There’s a unique phenomenon concerning the obsession with “Original Characters” on the Internet, where it seems to me like we’ve robbed characters of the elements that make them characters in the first place. Characters without character, so to speak.
In narratology characters are often defined as actors or agents, vessels the move and develop the plot through action. In the characters so abundant on the internet, there is no such action – or what action appears to be present is really just an ongoing, reiterated, static image.
“But Patrick,” one might object, “isn’t that rather reductionist? Should the intricacies of characterization and personality be limited to the events of a plot?” Certainly not. However: isn’t the current, popular development of character online just as reductionist? These characters are primarily a vessel of lists: a number of traits wrapped up in an image. I can easily produce such a character right now with little effort. I need only pick some random traits from a list and draw up an appropriate, accompanying portrait.

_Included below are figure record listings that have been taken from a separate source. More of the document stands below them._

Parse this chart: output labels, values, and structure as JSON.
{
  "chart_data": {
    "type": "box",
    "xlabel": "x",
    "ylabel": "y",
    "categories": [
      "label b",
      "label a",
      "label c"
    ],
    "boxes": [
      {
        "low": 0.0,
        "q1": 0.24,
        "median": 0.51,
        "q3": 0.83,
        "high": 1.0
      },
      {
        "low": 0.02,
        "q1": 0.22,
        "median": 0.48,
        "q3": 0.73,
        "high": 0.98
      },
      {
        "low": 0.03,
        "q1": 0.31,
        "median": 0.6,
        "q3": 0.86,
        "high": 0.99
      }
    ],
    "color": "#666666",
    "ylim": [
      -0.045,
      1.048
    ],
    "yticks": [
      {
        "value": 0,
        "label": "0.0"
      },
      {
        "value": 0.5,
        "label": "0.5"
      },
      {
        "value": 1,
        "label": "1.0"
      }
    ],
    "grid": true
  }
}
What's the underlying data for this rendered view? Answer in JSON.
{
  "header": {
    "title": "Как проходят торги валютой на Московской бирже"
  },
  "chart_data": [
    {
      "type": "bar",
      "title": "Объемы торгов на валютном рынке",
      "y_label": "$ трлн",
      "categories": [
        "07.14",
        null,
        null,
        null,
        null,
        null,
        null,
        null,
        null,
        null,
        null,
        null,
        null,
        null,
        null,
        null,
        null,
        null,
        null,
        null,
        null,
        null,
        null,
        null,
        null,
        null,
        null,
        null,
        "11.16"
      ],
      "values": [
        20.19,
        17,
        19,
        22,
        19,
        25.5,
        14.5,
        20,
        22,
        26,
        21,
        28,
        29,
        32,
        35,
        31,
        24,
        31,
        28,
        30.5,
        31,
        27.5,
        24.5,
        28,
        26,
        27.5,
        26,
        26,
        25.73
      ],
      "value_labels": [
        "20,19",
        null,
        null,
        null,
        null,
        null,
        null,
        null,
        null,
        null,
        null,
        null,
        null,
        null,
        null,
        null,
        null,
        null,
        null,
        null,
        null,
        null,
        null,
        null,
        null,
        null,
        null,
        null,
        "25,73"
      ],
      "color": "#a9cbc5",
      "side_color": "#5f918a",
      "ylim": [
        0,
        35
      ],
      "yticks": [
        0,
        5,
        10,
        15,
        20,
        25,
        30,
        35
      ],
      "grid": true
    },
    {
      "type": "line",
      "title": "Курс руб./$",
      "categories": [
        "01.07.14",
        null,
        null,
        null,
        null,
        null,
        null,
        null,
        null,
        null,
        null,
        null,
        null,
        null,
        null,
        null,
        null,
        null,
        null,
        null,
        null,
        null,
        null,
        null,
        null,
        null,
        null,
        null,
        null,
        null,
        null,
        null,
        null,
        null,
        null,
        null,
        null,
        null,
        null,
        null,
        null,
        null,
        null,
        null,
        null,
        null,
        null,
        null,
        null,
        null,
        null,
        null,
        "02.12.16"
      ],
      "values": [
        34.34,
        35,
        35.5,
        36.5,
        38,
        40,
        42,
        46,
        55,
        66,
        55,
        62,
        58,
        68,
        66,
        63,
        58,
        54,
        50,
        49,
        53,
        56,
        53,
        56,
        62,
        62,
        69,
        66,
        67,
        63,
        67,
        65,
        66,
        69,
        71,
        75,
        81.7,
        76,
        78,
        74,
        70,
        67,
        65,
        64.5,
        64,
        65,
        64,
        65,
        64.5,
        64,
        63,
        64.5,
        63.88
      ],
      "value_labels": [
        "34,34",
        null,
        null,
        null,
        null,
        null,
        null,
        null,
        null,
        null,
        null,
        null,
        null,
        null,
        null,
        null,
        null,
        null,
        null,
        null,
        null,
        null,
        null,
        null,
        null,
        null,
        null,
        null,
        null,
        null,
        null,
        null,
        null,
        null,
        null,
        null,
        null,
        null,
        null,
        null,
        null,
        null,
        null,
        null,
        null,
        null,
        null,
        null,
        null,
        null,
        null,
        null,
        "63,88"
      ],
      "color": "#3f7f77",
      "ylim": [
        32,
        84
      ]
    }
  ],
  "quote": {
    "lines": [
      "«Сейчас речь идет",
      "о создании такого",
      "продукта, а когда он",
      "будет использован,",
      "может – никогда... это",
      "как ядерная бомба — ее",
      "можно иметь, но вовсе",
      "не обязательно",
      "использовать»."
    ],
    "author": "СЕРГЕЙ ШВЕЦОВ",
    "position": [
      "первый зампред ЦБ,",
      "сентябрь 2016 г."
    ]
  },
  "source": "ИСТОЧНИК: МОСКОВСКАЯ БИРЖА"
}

In this, then, the characters do not develop. There is no internal life, no discovery. They serve as “what you see is what you get” portraits disguised as something more. The appeal is the return, again and again, to a list of characteristics posed in different variations – the fantasy of thinking we can know everything about someone and love them for everything we know. And not just know everything, but never need to learn anything else, because they wont change. The scenery and props around them may change, but their reactions – their characterizations – are static.

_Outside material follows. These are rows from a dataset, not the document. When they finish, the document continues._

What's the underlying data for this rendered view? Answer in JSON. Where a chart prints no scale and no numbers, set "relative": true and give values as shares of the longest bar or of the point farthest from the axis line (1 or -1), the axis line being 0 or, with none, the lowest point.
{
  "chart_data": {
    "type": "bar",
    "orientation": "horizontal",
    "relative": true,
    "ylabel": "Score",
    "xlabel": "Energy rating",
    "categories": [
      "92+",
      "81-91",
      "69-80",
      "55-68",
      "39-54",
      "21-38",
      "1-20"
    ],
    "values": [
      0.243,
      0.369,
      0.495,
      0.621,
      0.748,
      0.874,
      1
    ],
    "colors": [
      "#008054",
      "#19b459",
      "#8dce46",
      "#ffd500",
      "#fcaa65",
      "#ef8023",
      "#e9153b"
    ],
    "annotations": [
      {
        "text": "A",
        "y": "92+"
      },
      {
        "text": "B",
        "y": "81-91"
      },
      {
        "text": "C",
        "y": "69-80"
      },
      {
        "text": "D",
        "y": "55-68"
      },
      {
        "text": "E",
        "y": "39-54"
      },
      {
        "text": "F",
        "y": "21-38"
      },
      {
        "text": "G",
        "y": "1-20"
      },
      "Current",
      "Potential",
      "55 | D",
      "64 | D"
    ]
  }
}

This becomes more serious when this approach connects with matters of representation. I have noticed a pattern: trans characters are often presented on their own, and gay (but cis) characters are always drawn in couples displaying physical affection. This reveals a telling fetishism concerning identity representation. A trans character is already “developed” through their physicality – they have a “quirk” through the othering of their body. Merely the acknowledgement of them being trans is enough to make them “interesting.” A gay character, though, is othered by a relationship. They must be shown touching someone else in order to be titillating and appealing. To be considered “developed” in their identity.
Furthermore, development is anathema to these kinds of characters, which means there is no room for an actual dialogue with problematic topics. Characters in, say, an abusive relationship, might be represented in a way that’s intended to highlight the problems of such a relationship. However, the characters are often developed such that they aren’t supposed to change. The same representation will be played out again and again. Without any sort of adjustment (whether that be positive or negative) there is nothing to be said or learned. The characters are merely commodities to be consumed.
A character must develop to be a character. Otherwise they are an image, even if they have some words slapped on them as well. Characters are not lists, and it is dangerous to develop them as such. If a character is nothing more than a list of qualities, we have little reason not to think of people the same way.